[Freeswitch-users] INVITE DoS Prevention
Spencer Thomason
spencer at 5ninesolutions.com
Mon Feb 21 08:07:23 MSK 2011
Hi,
We run hosted Freeswitch instances in VMs with the internal profile on
port 5060 connecting to clients mostly behind NAT and then the
external profile connecting to our proxies only. Protecting the
external profile its straightforward.. we only allow traffic to/from
our proxies at the firewall level. But protecting the internal
profile seems to be a bit more difficult because the UACs could be
theoretically anywhere on the network.
I'm currently using Fail2Ban to prevent brute force registration and
INVITEs on auth failures, e.g.:
failregex = \[WARNING\] sofia_reg.c:\d+ SIP auth failure \(REGISTER\)
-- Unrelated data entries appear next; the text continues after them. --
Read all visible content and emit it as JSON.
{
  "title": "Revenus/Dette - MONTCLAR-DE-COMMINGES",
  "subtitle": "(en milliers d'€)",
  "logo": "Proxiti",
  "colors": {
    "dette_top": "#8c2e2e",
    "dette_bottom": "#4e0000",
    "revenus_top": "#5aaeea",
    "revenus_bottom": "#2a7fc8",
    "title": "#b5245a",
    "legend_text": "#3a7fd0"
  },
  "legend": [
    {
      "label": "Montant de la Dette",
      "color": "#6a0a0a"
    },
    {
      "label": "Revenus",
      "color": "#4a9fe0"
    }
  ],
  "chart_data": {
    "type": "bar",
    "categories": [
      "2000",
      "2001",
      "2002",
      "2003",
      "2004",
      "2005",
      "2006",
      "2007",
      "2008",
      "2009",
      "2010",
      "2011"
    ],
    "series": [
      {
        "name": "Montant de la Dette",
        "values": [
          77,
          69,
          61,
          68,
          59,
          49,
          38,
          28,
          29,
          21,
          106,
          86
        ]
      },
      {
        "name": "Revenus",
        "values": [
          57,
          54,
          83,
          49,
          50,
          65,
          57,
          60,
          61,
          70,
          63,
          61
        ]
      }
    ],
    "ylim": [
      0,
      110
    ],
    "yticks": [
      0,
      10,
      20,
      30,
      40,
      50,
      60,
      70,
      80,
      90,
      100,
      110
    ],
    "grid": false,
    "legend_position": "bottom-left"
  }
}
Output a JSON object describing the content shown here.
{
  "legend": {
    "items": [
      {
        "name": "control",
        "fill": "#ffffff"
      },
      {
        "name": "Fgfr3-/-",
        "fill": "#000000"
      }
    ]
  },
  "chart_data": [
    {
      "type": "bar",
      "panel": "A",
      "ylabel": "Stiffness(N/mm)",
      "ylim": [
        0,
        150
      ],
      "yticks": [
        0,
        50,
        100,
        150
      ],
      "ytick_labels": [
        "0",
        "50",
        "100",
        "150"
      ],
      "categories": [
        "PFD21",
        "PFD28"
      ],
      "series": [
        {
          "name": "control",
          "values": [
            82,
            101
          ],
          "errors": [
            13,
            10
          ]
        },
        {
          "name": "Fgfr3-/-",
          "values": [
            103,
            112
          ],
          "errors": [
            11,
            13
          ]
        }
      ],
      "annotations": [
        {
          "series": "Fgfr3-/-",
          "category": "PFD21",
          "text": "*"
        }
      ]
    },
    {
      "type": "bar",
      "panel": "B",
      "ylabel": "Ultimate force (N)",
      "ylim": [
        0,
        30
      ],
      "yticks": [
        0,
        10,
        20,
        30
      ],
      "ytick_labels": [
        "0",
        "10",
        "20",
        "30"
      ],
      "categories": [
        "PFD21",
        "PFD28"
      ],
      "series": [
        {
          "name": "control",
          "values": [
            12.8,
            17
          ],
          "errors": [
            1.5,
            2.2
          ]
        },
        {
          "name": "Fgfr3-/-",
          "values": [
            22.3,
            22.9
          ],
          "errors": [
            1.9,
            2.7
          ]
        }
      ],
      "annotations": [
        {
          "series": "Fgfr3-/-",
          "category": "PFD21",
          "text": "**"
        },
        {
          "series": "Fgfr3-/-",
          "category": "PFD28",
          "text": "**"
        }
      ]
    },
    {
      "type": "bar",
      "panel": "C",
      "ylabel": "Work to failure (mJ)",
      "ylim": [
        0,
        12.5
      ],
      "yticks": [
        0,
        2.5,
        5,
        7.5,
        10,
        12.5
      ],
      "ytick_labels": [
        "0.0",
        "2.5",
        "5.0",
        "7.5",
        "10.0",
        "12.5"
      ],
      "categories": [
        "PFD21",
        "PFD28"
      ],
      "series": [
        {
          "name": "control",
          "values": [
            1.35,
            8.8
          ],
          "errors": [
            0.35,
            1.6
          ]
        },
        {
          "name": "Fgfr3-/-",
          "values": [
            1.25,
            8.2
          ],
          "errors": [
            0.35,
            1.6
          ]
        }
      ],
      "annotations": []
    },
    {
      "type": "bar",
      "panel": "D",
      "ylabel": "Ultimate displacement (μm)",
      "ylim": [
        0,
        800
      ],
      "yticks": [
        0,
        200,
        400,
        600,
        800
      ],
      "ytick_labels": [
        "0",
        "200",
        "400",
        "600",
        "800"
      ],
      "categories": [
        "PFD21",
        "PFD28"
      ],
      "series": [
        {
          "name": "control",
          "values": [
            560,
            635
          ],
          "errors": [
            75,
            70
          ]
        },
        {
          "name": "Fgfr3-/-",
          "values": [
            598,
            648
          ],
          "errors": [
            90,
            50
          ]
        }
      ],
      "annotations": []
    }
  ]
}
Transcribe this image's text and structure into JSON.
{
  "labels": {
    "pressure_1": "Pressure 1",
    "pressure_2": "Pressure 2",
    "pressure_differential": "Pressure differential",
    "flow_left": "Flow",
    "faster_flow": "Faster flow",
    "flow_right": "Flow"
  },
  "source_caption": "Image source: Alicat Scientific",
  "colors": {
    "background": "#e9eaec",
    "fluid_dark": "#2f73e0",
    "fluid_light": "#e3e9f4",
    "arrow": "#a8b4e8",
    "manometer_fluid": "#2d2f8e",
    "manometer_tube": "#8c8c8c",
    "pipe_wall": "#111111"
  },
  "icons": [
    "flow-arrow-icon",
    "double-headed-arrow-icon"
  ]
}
on sofia profile \'\w+\' for \[.*\] from ip <HOST>
\[WARNING\] sofia_reg.c:\d+ SIP auth failure \(INVITE\)
on sofia profile \'\w+\' for \[.*\] from ip <HOST>
My question is, since its part of a normal SIP dialog to challenge the
INVITE, is there any way to prevent a possible DoS from just sheer
volume of incoming INVITEs on an Internet facing server
automatically. I.e., If you block the logged challenge, you'd block
all legitimate INVITEs and registrations. Since its UDP traffic I
couldn't come up with a way to do it automatically at the iptables
level. i.e. number of concurrent connections. Is there some option to
just not respond if a client is sending a number of requests over a
certain threshold? It might not stop them from sending the traffic
but pretty soon they'd get the idea that it wasn't going to go
anywhere. My concern is say there are 50 Freeswitch instances on a
box (albeit 8 core, 32GB ram, 8 15K raid 10 storage) and someone
starts sending thousands of rouge INVITEs to every VM on a physical
box that the CPU load from just challenging the incoming INVITEs would
create a DoS. We the logs regularly to try to catch people doing this
sort of thing and drop them at a router upstream of the core network,
but I'd like to have it happen without human intervention. Have I
completely over thought this and am missing something obvious?